Syrian Fattoush

A variation on the classic Syrian fattoush. With a subtle contrast of sweet and sour, this textured salad is seasoned with fresh mint, parsley and pomegranate

Introduction

This is a beautiful variation on the famous Lebanese bread salad, with subtle sweet and sour notes. We make our own crispbread for a crisper, more delicate texture, but genuine pitta bread (not the thick and flabby supermarket version) is also good. We have a whole bed of Moroccan mint on the allotment that spreads like a weed, perfect for this salad as well as for tea.

Serves 4

Ingredients

1 large aubergine, cut into 1.5cm cubes and tossed with 1 tsp fine sea salt
8 tbsp (120ml) olive oil
16 ripe cherry tomatoes, cut in half
4 spring onions, trimmed and finely sliced
Seeds of 1 small pomegranate (about 100g)
1 small bunch of mint (about 20g), roughly chopped
1 medium bunch of flat-leaf parsley (about 40g), leaves picked
For the crispbread:
225g unbleached strong white bread flour, plus extra for dusting
¾ tsp fine sea salt
½ tsp dried yeast
150ml tepid water
1 tbsp olive oil
Flour for dusting
25g unsalted butter
For the dressing:
Seeds of 1 small pomegranate (about 100g), squeezed to make juice (see Note overleaf)
½ small garlic clove, crushed to a paste with a pinch of salt
3 tbsp extra virgin olive oil

Instructions

First, make the flatbread dough. Place the flour and salt in a large mixing bowl. Dissolve the yeast in the water and add the oil. Now make a well in the middle of the flour and pour in the yeast mixture a little at a time, mixing constantly. We like to do this by hand, squelching out the lumps as they appear. When all the yeast mixture has been incorporated, transfer the dough to a floured surface and knead well for at least 5 minutes. If the dough is still sticky, add a little more flour; if it is stiff, a little more water. It is ready when no longer tacky but soft, elastic and smooth. Put the dough back in the bowl, cover with a cloth and leave to rise in a warm place until doubled in bulk - approximately 1-2 hours.

Preheat the oven to 180°C/350°F/Gas 4.

Make the crispbread. Take a quarter of the flatbread dough (use the remainder for another recipe, or shape it into loaves - less than one quantity of flatbread dough is difficult to knead as it is such a small amount) and divide it into 2 rounds. Roll out and stretch each one until it is extremely thin and almost translucent, about 25cm in diameter. Lightly dust with flour. Put a large frying pan over a medium-high heat and, when hot, place one of the flatbreads in it. Cook until lightly coloured underneath, then invert to cook the other side. Remove and leave to cool. Meanwhile, do the same for the second flatbread. If using shop-bought pitta, just carefully split them in half lengthways.

Melt the butter and brush it on both sides of the bread. Place the breads on a rack in the middle of the oven and bake until golden - about 5-10 minutes for paper-thin homemade flatbread, 10-15 minutes for thicker pitta bread. Remove from the oven and leave to cool.
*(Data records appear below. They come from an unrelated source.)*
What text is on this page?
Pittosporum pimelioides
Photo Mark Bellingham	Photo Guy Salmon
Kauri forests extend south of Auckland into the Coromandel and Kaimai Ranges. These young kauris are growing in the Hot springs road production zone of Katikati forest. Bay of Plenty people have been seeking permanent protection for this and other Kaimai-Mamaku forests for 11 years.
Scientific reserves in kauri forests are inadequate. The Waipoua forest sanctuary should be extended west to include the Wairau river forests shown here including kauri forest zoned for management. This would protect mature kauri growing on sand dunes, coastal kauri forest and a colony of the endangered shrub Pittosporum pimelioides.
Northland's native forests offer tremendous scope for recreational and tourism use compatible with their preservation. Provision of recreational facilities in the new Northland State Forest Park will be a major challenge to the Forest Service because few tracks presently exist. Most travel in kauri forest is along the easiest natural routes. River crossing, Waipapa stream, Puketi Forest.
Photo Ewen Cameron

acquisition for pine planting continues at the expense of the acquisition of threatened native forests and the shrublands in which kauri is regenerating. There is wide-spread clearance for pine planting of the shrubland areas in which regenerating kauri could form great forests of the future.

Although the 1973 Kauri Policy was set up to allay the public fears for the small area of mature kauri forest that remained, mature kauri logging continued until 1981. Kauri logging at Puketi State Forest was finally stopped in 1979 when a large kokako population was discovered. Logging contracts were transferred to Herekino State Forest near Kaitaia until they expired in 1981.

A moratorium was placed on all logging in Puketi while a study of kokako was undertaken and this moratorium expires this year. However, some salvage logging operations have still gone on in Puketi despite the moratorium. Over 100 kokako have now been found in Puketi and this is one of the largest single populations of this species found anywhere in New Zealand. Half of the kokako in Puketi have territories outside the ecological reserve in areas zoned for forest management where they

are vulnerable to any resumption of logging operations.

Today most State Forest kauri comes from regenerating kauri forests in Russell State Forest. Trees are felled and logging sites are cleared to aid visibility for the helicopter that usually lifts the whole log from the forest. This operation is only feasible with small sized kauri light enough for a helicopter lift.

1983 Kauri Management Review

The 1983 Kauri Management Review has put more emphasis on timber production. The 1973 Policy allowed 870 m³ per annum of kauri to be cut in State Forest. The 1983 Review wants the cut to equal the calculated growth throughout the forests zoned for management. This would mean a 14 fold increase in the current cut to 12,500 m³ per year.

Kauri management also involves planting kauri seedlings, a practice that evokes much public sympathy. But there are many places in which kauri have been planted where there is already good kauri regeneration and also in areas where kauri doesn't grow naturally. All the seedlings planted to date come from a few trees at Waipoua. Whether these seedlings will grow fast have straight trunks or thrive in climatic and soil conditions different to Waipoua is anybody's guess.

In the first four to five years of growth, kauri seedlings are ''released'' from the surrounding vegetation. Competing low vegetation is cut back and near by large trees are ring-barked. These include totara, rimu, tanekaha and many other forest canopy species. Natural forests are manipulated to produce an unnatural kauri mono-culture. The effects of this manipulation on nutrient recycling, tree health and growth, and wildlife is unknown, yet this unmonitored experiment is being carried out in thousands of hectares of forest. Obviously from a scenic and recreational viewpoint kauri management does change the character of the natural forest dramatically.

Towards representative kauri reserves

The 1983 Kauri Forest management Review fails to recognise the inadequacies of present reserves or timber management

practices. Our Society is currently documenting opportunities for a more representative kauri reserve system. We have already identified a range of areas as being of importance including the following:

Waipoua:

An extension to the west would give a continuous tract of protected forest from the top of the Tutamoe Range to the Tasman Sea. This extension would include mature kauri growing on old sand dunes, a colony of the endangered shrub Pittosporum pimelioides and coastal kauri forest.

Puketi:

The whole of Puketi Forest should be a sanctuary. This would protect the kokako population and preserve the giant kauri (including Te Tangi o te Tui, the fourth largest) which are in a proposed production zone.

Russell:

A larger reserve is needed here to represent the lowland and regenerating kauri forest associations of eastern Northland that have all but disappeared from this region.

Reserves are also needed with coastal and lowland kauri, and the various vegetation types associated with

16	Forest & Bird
For the dressing, mix all the ingredients together and season with salt and pepper to taste.

For the aubergine, rinse off the salt and dry well with kitchen paper. Heat up the olive oil in a large frying pan or wok over a high heat and fry the aubergine for about 10 minutes, until soft and deep golden brown. Drain on kitchen paper and keep warm.

To serve the salad, combine two-thirds of the crispbread with the tomatoes, spring onions, aubergine, two-thirds of the pomegranate seeds and the herbs in a large salad bowl, breaking up the bread with your hands as you go. Now pour on the dressing and toss very gently. Taste for seasoning and serve with the remaining crispbread and pomegranate seeds on top.

Note:
To make pomegranate juice, cut the pomegranate in half, break open each half and pick out the seeds, being careful not to include any of the pith, as it is very bitter. Put the seeds in a sieve set over a bowl and crush them with your hands as much as possible to extract the juice. Then push them against the sieve with the back of a large spoon to extract as much remaining juice as you can.